Diocese do Porto evoca D. António, o bispo que enfrentou Salazar

Diocese do Porto evoca D. António, o bispo que enfrentou Salazar

A Diocese do Porto e a Fundação Spes iniciam hoje, no Porto, as comemorações do centenário do nascimento de D. António Ferreira Gomes, bispo que enfrentou Salazar e esteve, por isso, 10 anos exilado em vários países europeus.

Agência LUSA /

Para começar a assinalar o centésimo aniversário de D. António Ferreira Gomes - que ocorre em 10 de Maio de 2006 - a Diocese do Porto descerra uma placa memorial e vai transferir a estátua do bispo, agora situada junto à Torre dos Clérigos, para um local com mais visibilidade.

As comemorações do centenário do bispo que enfrentou Salazar, que têm também o apoio da Fundação Engenheiro António de Almeida e do Instituto Cultural D. António Ferreira Gomes, vão prolongar-se por um ano.

A estátua de D. António tinha sido colocada, pela Sociedade Porto 2001 - Capital Europeia da Cultura, no topo da Rua da Assunção, um local pouco visível.

A mudança resulta de vários pedidos da Fundação Engenheiro António de Almeida à Câmara do Porto, que nunca concretizou a solicitação, pelo que a própria fundação assumiu recentemente as despesas da sua reinstalação.

Também hoje vai representar-se um "Jornal falado", iniciativa que a Seiva Trupe promove no Teatro Campo Alegre e que será moderada pelo bispo auxiliar de Lisboa, D. Carlos Azevedo.

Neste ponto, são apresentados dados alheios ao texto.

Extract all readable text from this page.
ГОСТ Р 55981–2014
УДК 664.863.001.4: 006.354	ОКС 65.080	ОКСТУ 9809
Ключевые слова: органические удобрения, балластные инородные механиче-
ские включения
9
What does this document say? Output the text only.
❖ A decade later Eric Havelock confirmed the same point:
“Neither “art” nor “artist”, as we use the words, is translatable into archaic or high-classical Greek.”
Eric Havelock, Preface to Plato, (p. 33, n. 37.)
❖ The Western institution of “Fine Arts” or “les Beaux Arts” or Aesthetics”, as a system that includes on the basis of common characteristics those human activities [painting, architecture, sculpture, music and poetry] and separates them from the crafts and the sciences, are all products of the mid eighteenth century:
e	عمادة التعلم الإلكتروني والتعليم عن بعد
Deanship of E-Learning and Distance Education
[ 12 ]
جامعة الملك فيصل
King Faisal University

Após o "Jornal falado" decorre a apresentação do espectáculo "António, Bispo do Porto", idealizado por Margarida Fonseca Santos.

D. António nasceu a 10 de Maio de 1906, em São Martinho de Milhundos, Penafiel, tendo-se doutorado em Filosofia na Universidade Gregoriana de Roma.

Foi nomeado bispo de Portalegre e depois bispo do Porto, em 1949 e 1952, respectivamente.

A 13 de Agosto de 1958, D. António escreveu uma carta a Salazar, na qual, mantendo-se fiel à doutrina da Igreja, exprimia a sua preocupação acerca de alguns aspectos negativos, do ponto de vista social, do regime de então.

Por pressão de Salazar, o bispo viu-se obrigado a optar pelo exílio em 1959, tendo passado por Espanha, Alemanha e França. Só regressou a Portugal passados 10 anos.